I solved a simular Problem a different way.
For me I wanted to sort a queryset of Person by how often the Country was used.

I added a property to the Model

class Country(models.Model):
    .
    .
    def _get_count(self):
        count = len(Person.objects.filter(country=self.id))

        return count or 0

    count = property(_get_count)

In the View I have this queryset

qs = sorted(Country.objects.all(), key=lambda country: country.count*-1)

I needed to use python sorted because the django qs.order_by can not sort by property.
The *-1 is for descending order

Answered By: Armin

It makes no sense to use the Reaction as queryset, you use the Article as queryset, so:

from django.db.models import Case, Value, When


class MostPopularView(generics.RetrieveAPIView):
    queryset = Article.objects.annotate(
        sentiment=Sum(
            Case(
                When(article_id__sentiment_id=1, then=Value(1)),
                When(article_id__sentiment_id=2, then=Value(-1)),
            )
        )
    ).order_by('-sentiment')
    serializer_class = MostPopularSerializer

Note: It is normally better to make use of the settings.AUTH_USER_MODEL [Django-doc] to refer to the user model, than to use the User model [Django-doc] directly. For more information you can see the referencing the User model section of the documentation.
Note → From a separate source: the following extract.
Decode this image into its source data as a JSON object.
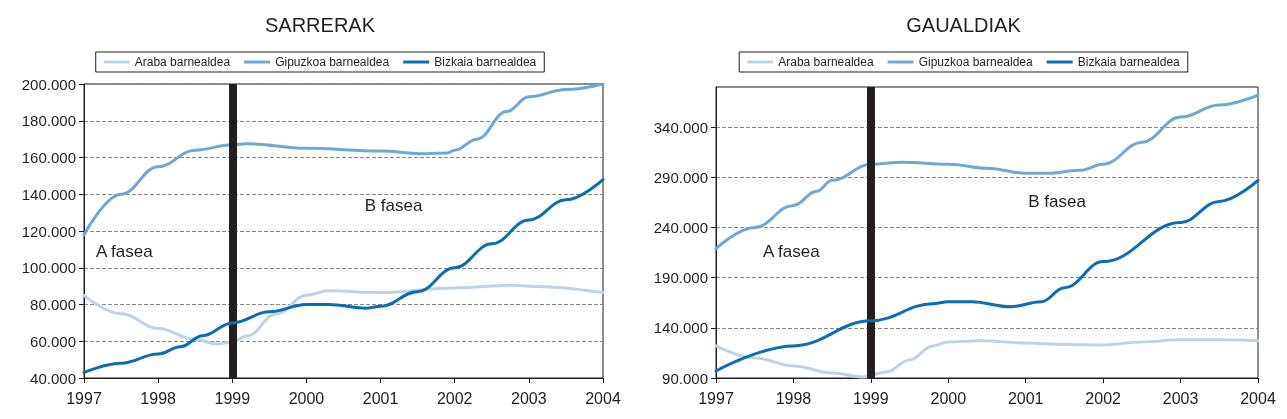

Note: Normally one does not add a suffix …_id to a ForeignKey field, since Django
will automatically add a "twin" field with an …_id suffix. Therefore it should
be user, instead of user_id.


Note: The related_name=… parameter [Django-doc]
is the name of the relation in reverse, so from the User model to the Reaction
model in this case. Therefore it (often) makes not much sense to name it the
same as the forward relation. You thus might want to consider renaming the user relation to reactions.